Despite the overflowing accolades and wide international media mileage showered upon her, Mrs. Laurel remained true to her cause and even truer to her core. In her acceptance speech which she excellently delivered in Italian, she emphasized that it remains her “fervent wish that the day will come– perhaps in the next 100 years – when the efforts of Together For Peace, with all our collective efforts, will bring about a social floor below which the poor in the world will never again sink and suffer. I am a firm believer in the law of sowing and reaping. I have great faith that if we each, returning to our concerns of the world, plant the seed of peace, love, and forgiveness – we shall reap a golden harvest of universal peace in the years to come.” 

Woman at Peace 

Almost thirty years later, that fervent wish, sadly, remains unachieved. 

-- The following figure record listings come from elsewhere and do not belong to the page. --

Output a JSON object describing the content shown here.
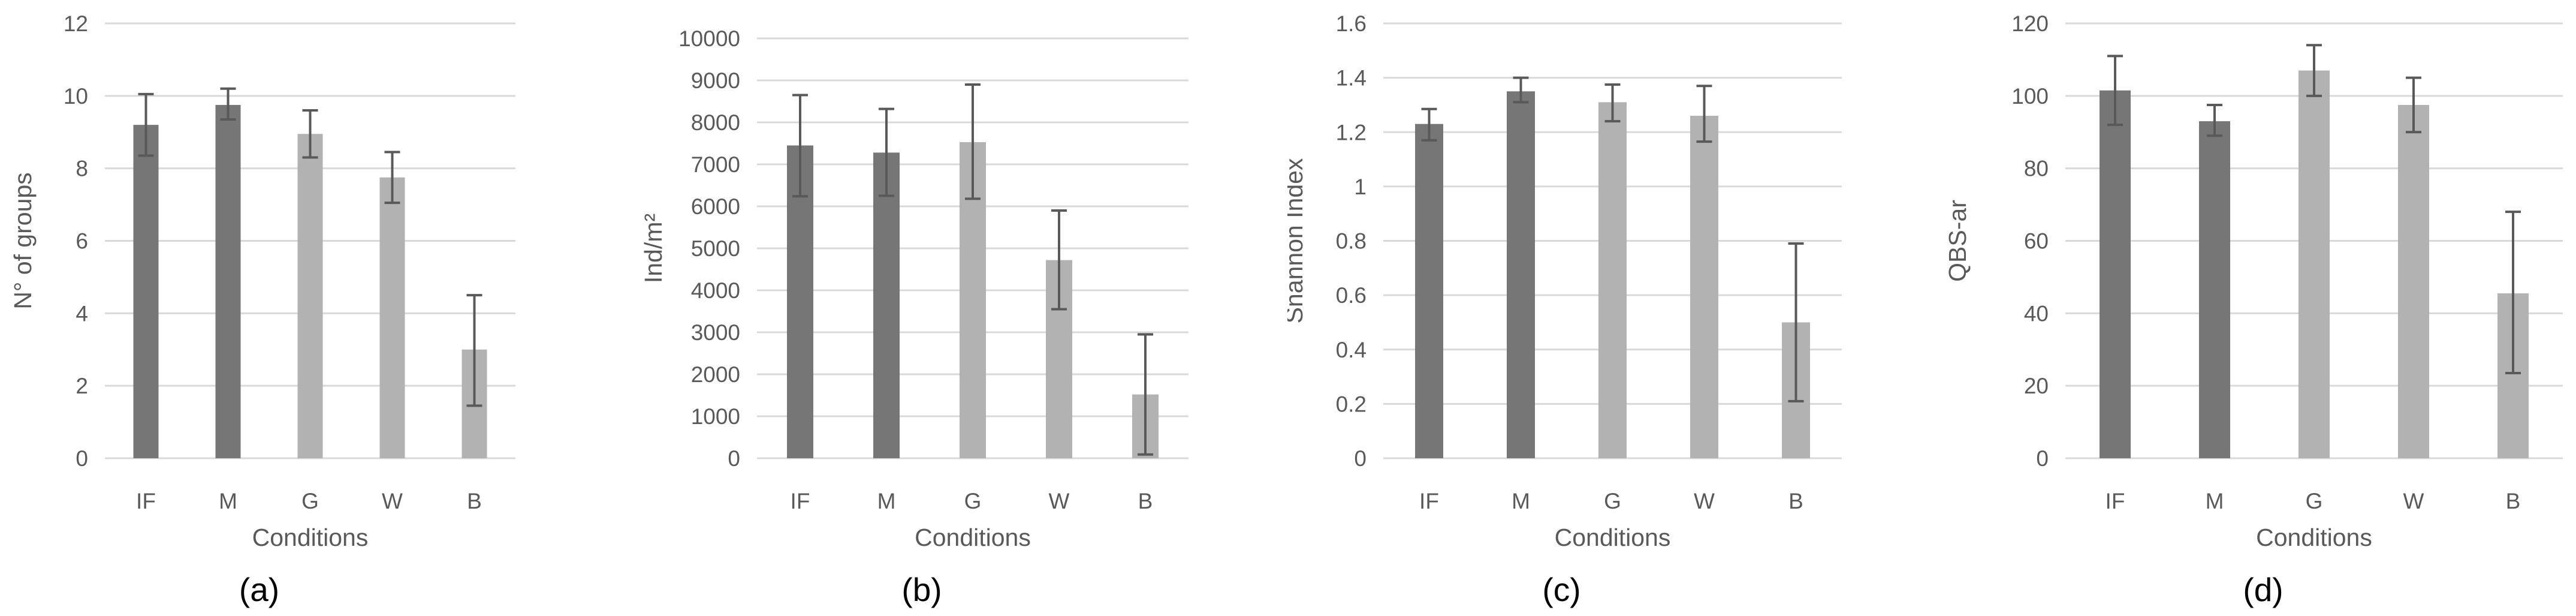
{
  "figure": {
    "background": "#ffffff",
    "panel_count": 4
  },
  "colors": {
    "bar_dark": "#767676",
    "bar_light": "#b2b2b2",
    "grid": "#d9d9d9",
    "error_bar": "#595959",
    "axis_text": "#595959",
    "caption_text": "#000000"
  },
  "bar_styles": [
    "dark",
    "dark",
    "light",
    "light",
    "light"
  ],
  "chart_data": [
    {
      "type": "bar",
      "caption": "(a)",
      "xlabel": "Conditions",
      "ylabel": "N° of groups",
      "categories": [
        "IF",
        "M",
        "G",
        "W",
        "B"
      ],
      "values": [
        9.2,
        9.75,
        8.95,
        7.75,
        3.0
      ],
      "err_up": [
        0.85,
        0.45,
        0.65,
        0.7,
        1.5
      ],
      "err_down": [
        0.85,
        0.4,
        0.65,
        0.7,
        1.55
      ],
      "ylim": [
        0,
        12
      ],
      "ystep": 2,
      "yticks": [
        "0",
        "2",
        "4",
        "6",
        "8",
        "10",
        "12"
      ],
      "grid": "horizontal",
      "legend": "none"
    },
    {
      "type": "bar",
      "caption": "(b)",
      "xlabel": "Conditions",
      "ylabel": "Ind/m²",
      "categories": [
        "IF",
        "M",
        "G",
        "W",
        "B"
      ],
      "values": [
        7450,
        7280,
        7530,
        4720,
        1520
      ],
      "err_up": [
        1200,
        1040,
        1370,
        1180,
        1430
      ],
      "err_down": [
        1210,
        1030,
        1350,
        1170,
        1430
      ],
      "ylim": [
        0,
        10000
      ],
      "ystep": 1000,
      "yticks": [
        "0",
        "1000",
        "2000",
        "3000",
        "4000",
        "5000",
        "6000",
        "7000",
        "8000",
        "9000",
        "10000"
      ],
      "grid": "horizontal",
      "legend": "none"
    },
    {
      "type": "bar",
      "caption": "(c)",
      "xlabel": "Conditions",
      "ylabel": "Snannon Index",
      "categories": [
        "IF",
        "M",
        "G",
        "W",
        "B"
      ],
      "values": [
        1.23,
        1.35,
        1.31,
        1.26,
        0.5
      ],
      "err_up": [
        0.055,
        0.05,
        0.065,
        0.11,
        0.29
      ],
      "err_down": [
        0.06,
        0.04,
        0.07,
        0.095,
        0.29
      ],
      "ylim": [
        0,
        1.6
      ],
      "ystep": 0.2,
      "yticks": [
        "0",
        "0.2",
        "0.4",
        "0.6",
        "0.8",
        "1",
        "1.2",
        "1.4",
        "1.6"
      ],
      "grid": "horizontal",
      "legend": "none"
    },
    {
      "type": "bar",
      "caption": "(d)",
      "xlabel": "Conditions",
      "ylabel": "QBS-ar",
      "categories": [
        "IF",
        "M",
        "G",
        "W",
        "B"
      ],
      "values": [
        101.5,
        93,
        107,
        97.5,
        45.5
      ],
      "err_up": [
        9.5,
        4.5,
        7,
        7.5,
        22.5
      ],
      "err_down": [
        9.5,
        4,
        7,
        7.5,
        22
      ],
      "ylim": [
        0,
        120
      ],
      "ystep": 20,
      "yticks": [
        "0",
        "20",
        "40",
        "60",
        "80",
        "100",
        "120"
      ],
      "grid": "horizontal",
      "legend": "none"
    }
  ]
}
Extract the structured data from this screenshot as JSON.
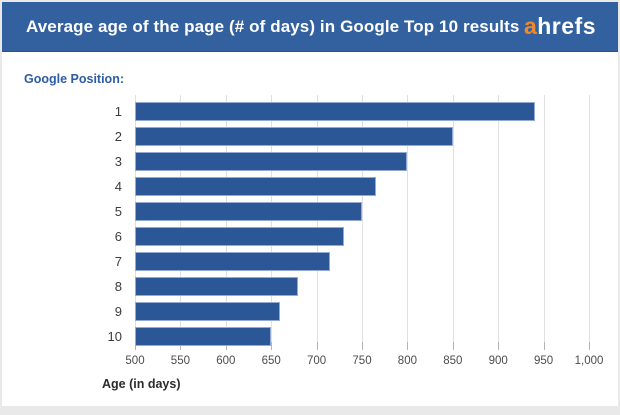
{
  "header": {
    "title": "Average age of the page (# of days) in Google Top 10 results",
    "logo_prefix": "a",
    "logo_suffix": "hrefs"
  },
  "colors": {
    "header_bg": "#33619f",
    "logo_prefix_color": "#f18a26",
    "bar_fill": "#2b5796",
    "bar_border": "#93abd2",
    "category_label_color": "#2d5ca6",
    "frame_bg": "#e9e9e9"
  },
  "chart_data": {
    "type": "bar",
    "orientation": "horizontal",
    "title": "Average age of the page (# of days) in Google Top 10 results",
    "categories_label": "Google Position:",
    "categories": [
      "1",
      "2",
      "3",
      "4",
      "5",
      "6",
      "7",
      "8",
      "9",
      "10"
    ],
    "values": [
      940,
      850,
      800,
      765,
      750,
      730,
      715,
      680,
      660,
      650
    ],
    "xlabel": "Age (in days)",
    "ylabel": "Google Position",
    "xlim": [
      500,
      1000
    ],
    "xticks": [
      500,
      550,
      600,
      650,
      700,
      750,
      800,
      850,
      900,
      950,
      1000
    ],
    "xtick_labels": [
      "500",
      "550",
      "600",
      "650",
      "700",
      "750",
      "800",
      "850",
      "900",
      "950",
      "1,000"
    ],
    "grid": true,
    "legend": false
  }
}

With Celia Diaz Laurel, our country’s very own Woman for Peace, now at peace with her Creator, it becomes therefore incumbent upon us who were left behind to continue the crusade she tirelessly but silently began decades ago. The nearing pearl anniversary of her conferment, therefore, is meant to evoke and challenge us to continually work towards achieving peace and creating a harmonious social balance in the next thirty years or so… especially here in this part of the world –our beloved Philippines –where we, STILL need them the most.